Es gibt viel Ninas. So viele Versionen und Inkarnationen. So viele Bilder, Momente, Stimmen und Songs. So viele Gesichter mit aufgerissenem Mund. Gesichter aus mittlerweile fünf Jahrzehnten. Wie im Video zu ihrer neuen Single „16 Tons“. Nina Hagen ist eine Legende. Punk-Rock-Godmother, Aktivistin, Kunstfigur, Performance-Maschine, Jesusjüngerin, extraterrestrische Abgesandte, Brecht-Kennerin. Nina ist Anfang und Ende. Mauern einschlagen und neu anfangen. Weitermachen und nie still sein. Nina ist Viele. Und doch kann es sie nur einmal geben. The woman who fell to earth. Unkopierbar.
Nina Hagen, die schönste und schrillste Brandstifterin zwischen Punk und Pop, Ost und West und Outta Space, die Deutschland je hervorgebracht hat, ist endlich zurück. Am 9. Dezember 2022 erscheint ihr neues Album „UNITY“ auf Grönland Records. Es ist das erste seit „VOLKSBEAT“ von 2011. Die Zeit war also längst reif.

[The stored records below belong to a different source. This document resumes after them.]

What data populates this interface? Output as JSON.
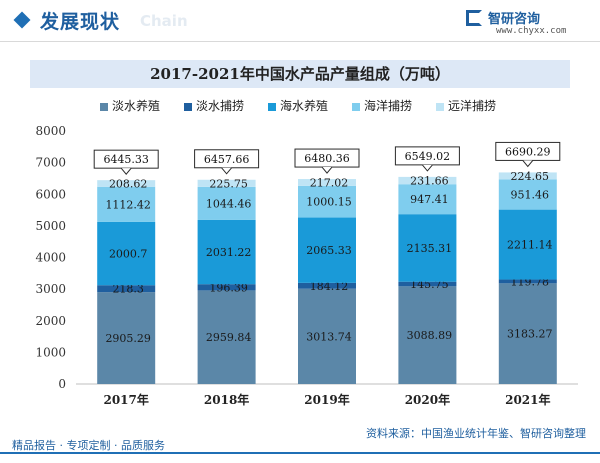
{
  "header": {
    "title": "发展现状",
    "subtitle": "Chain",
    "logo_name": "智研咨询",
    "logo_url": "www.chyxx.com"
  },
  "footer": {
    "left": "精品报告 · 专项定制 · 品质服务",
    "source": "资料来源：中国渔业统计年鉴、智研咨询整理"
  },
  "colors": {
    "淡水养殖": "#5b87a8",
    "淡水捕捞": "#1f5f9f",
    "海水养殖": "#1a9ad8",
    "海洋捕捞": "#7fcdee",
    "远洋捕捞": "#bfe4f5"
  },
  "chart_data": {
    "type": "bar",
    "stacked": true,
    "title": "2017-2021年中国水产品产量组成（万吨）",
    "categories": [
      "2017年",
      "2018年",
      "2019年",
      "2020年",
      "2021年"
    ],
    "ylim": [
      0,
      8000
    ],
    "yticks": [
      0,
      1000,
      2000,
      3000,
      4000,
      5000,
      6000,
      7000,
      8000
    ],
    "legend_position": "top",
    "grid": false,
    "series": [
      {
        "name": "淡水养殖",
        "values": [
          2905.29,
          2959.84,
          3013.74,
          3088.89,
          3183.27
        ],
        "labels": [
          "2905.29",
          "2959.84",
          "3013.74",
          "3088.89",
          "3183.27"
        ]
      },
      {
        "name": "淡水捕捞",
        "values": [
          218.3,
          196.39,
          184.12,
          145.75,
          119.78
        ],
        "labels": [
          "218.3",
          "196.39",
          "184.12",
          "145.75",
          "119.78"
        ]
      },
      {
        "name": "海水养殖",
        "values": [
          2000.7,
          2031.22,
          2065.33,
          2135.31,
          2211.14
        ],
        "labels": [
          "2000.7",
          "2031.22",
          "2065.33",
          "2135.31",
          "2211.14"
        ]
      },
      {
        "name": "海洋捕捞",
        "values": [
          1112.42,
          1044.46,
          1000.15,
          947.41,
          951.46
        ],
        "labels": [
          "1112.42",
          "1044.46",
          "1000.15",
          "947.41",
          "951.46"
        ]
      },
      {
        "name": "远洋捕捞",
        "values": [
          208.62,
          225.75,
          217.02,
          231.66,
          224.65
        ],
        "labels": [
          "208.62",
          "225.75",
          "217.02",
          "231.66",
          "224.65"
        ]
      }
    ],
    "totals": [
      6445.33,
      6457.66,
      6480.36,
      6549.02,
      6690.29
    ],
    "total_labels": [
      "6445.33",
      "6457.66",
      "6480.36",
      "6549.02",
      "6690.29"
    ]
  }
}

Die zwölf Songs auf „UNITY“ sind ein wilder Trip durch einen dicht gewebten musikalischen Dschungel, in dem es zirpt und surrt und zwitschert, Western Twang auf spacige Synthie-Flächen und Rock-Pop auf Dub und sexy Slow Funk. Manche Songs erzählen von biblischen Wundern, andere sind flammende politische Kampfreden, und wieder andere sind Cover: von einem Country-Klassiker, einem Sheryl-Crow-Hit, oder sogar von einem Bob-Dylan-Songmit deutschem Text („Die Antwort weiß ganz allein der Wind“, was man sich wirklich nur als eine der ganz großen Liederkünstlerinnen erlauben darf). Vielförmig ist das Spiel mit Texturen, Sample und Alltagsgeräuschen auf „UNITY“. Und inmitten dieses satten Sound- und Themen-Blattwerks ist da natürlich diese Stimme, die in einem Wimpernschlag von opernhaft zu dämonisch umschwenken kann, von wahnsinnigen Höhen in furchteinflößende Tiefen, als wolle sie die Geschlechter miteinander kurzschließen. Nina Hagen schreit und zischt, schmettert und sprechsingt, reibt und überschlägt sich in elektronischen Verzerrungen. Sie führt musikalische Zwiegespräche. Mit uns und mit sich selbst. Wie aus einer anderen Welt hallt ihre Stimme hinüber in unsere Gegenwart.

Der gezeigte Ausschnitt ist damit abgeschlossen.